After Carriage Horse Dies, Mayor Rejects Calls for Ban

Days after a carriage horse collapsed and died in Midtown, Mayor Michael R. Bloomberg on Wednesday dismissed calls for a ban on the carriage industry, saying he could not imagine why “anybody wants to destroy something that is part of New York’s heritage and that tourists love.”

26 October 2011

 

Days after a carriage horse collapsed and died in Midtown, Mayor Michael R. Bloomberg on Wednesday dismissed calls for a ban on the carriage industry, saying he could not imagine why “anybody wants to destroy something that is part of New York’s heritage and that tourists love.”

“I have no idea what goes through their minds,” the mayor said of opponents of horse-drawn carriages.

“The horses here are supervised by the health department, the A.S.P.C.A.,” he said. “They’re well taken care of. And most of them wouldn’t be alive if they didn’t have a job.”

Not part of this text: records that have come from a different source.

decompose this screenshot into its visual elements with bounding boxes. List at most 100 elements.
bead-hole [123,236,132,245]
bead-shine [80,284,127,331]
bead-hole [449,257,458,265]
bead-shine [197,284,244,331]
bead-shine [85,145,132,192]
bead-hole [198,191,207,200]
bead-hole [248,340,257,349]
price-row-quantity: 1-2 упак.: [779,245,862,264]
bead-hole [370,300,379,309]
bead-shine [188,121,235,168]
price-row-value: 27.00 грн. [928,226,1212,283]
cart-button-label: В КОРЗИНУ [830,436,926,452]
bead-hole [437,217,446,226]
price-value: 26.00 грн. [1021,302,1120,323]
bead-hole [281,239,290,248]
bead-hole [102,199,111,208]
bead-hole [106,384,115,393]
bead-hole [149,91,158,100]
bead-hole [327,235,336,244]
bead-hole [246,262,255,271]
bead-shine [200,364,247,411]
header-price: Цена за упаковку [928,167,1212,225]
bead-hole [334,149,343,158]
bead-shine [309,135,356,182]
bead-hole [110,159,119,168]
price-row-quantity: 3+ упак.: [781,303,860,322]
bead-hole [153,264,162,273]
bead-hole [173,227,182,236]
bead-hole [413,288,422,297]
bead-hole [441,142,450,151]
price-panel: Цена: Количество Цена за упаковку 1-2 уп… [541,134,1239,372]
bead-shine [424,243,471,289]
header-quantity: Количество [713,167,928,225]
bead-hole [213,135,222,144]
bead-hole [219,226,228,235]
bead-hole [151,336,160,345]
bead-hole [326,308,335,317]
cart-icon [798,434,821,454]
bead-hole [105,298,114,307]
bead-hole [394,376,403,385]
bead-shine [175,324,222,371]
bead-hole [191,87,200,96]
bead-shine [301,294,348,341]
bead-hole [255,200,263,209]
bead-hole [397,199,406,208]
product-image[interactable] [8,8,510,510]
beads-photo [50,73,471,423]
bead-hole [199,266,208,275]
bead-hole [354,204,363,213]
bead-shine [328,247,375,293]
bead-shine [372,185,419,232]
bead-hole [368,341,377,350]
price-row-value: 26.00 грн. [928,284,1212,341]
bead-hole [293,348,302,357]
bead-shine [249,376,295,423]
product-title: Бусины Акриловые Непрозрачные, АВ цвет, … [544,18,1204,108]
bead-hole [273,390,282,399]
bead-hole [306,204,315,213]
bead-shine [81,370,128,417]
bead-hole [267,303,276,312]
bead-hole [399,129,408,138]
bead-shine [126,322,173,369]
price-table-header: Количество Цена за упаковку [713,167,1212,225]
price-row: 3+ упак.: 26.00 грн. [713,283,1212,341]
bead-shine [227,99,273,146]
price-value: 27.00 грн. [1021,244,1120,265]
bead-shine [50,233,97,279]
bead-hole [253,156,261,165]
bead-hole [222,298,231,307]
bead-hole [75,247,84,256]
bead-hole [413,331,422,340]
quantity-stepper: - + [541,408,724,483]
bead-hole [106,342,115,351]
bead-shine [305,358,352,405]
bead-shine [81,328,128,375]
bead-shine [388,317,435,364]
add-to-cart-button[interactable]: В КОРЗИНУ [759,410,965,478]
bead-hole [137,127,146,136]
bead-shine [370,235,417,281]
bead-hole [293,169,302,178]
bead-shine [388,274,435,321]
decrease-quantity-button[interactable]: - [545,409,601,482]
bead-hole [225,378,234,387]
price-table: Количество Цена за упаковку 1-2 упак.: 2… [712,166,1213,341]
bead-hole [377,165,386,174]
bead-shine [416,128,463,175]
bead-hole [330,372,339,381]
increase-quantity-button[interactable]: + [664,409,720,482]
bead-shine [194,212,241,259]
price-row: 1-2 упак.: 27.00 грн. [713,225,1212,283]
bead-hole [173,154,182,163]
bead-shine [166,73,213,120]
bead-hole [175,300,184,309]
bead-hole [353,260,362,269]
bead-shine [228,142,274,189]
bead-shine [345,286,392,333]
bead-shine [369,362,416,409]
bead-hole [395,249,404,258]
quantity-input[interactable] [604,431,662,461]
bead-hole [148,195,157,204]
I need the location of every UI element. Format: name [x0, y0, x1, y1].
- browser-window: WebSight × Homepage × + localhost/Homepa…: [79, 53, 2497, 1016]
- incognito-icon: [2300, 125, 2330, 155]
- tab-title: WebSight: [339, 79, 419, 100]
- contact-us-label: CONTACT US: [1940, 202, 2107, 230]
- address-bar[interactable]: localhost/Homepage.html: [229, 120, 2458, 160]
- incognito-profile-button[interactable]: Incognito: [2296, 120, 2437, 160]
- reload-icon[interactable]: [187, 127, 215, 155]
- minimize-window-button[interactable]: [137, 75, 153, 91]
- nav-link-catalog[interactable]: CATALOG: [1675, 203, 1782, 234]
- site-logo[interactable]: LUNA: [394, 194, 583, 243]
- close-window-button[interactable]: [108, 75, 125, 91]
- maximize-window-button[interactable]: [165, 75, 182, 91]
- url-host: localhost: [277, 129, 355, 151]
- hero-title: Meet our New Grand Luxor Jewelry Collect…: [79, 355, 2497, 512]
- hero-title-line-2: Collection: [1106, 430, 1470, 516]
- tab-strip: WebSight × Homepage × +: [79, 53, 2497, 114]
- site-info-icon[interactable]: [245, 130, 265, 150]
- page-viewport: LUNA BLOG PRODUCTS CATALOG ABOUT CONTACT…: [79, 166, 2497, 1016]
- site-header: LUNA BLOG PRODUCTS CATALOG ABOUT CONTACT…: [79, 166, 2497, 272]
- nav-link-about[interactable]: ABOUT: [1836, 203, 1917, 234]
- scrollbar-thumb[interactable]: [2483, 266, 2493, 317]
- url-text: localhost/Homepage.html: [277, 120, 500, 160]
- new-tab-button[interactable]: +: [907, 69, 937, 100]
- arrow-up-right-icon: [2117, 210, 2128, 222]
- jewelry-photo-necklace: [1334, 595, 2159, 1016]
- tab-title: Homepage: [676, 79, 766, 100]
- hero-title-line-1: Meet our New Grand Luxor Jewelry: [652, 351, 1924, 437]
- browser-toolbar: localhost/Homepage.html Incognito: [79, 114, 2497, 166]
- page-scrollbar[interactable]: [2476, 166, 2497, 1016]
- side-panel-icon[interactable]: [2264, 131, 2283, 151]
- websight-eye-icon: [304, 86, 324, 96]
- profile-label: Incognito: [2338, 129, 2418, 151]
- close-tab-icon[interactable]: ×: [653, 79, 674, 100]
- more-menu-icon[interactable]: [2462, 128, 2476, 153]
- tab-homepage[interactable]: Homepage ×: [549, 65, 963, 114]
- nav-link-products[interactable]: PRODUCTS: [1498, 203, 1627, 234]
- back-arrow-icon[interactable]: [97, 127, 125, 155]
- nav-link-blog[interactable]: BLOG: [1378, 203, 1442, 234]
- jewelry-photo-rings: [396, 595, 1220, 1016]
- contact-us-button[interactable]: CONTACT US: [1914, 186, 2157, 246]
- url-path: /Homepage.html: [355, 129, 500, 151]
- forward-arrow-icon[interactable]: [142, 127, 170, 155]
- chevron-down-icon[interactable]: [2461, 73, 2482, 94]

Mr. Bloomberg, taking questions from reporters after attending the opening of Yelp’s new offices in Union Square, said the city had asked for an autopsy of the horse, which died Sunday morning on West 54th Street near Eighth Avenue. He said there was no evidence it had been abused.

There have been several efforts in the City Council in recent years to ban horse-drawn carriages. Most recently, Councilwoman Melissa Mark-Viverito of East Harlem introduced a bill last year that would phase out the carriages and replace them with a fleet of electric cars designed to look like vintage automobiles. The bill is being sponsored by 15 of the 51 council members.

In response to the mayor’s comments, Carly Marie Knudson, the executive director of New Yorkers for Clean, Livable and Safe Streets, the nonprofit organization behind the electric-car proposal, said, “Our electric-car alternative protects the tourism industry, the jobs of the drivers and the lives of the horses.”

Stephen Malone, a spokesman for the Horse and Carriage Association of New York, called the industry’s critics “bleeding hearts” and “uninformed.” He said his family had been in the horse-drawn carriage business since 1964.

“People want to really humanize the horse and compare it to a dog or a cat in the sense that it should be living in an apartment,” he said, adding that despite what critics assert, the horses had adequate room in their stalls to turn around.

Mr. Malone acknowledged that the death of the horse on Sunday, and a widely circulated photograph of the horse’s body on the street, had attracted new attention to the issue.

“Because of an iconic image and the size of the animal, it is a high-profile story, and we understand that,” he said. But, he added, there are “horses that are abandoned and left for dead all over this country.”

Mr. Bloomberg has been consistently supportive of the horse-drawn carriage industry and dismissive of its critics, but he seems to have one of those critics in his own family. The Web site of New Yorkers for Clean, Livable and Safe Streets lists among its supporters Mr. Bloomberg’s daughter Georgina, who is a professional equestrian and an equine welfare ambassador for the American Society for the Prevention of Cruelty to Animals.

Ms. Knudson said that Ms. Bloomberg was introduced to the organization through the society, and that she “stepped up and said that she supports our efforts as an organization to replace the carriages.”

Ms. Bloomberg did not return a call for comment.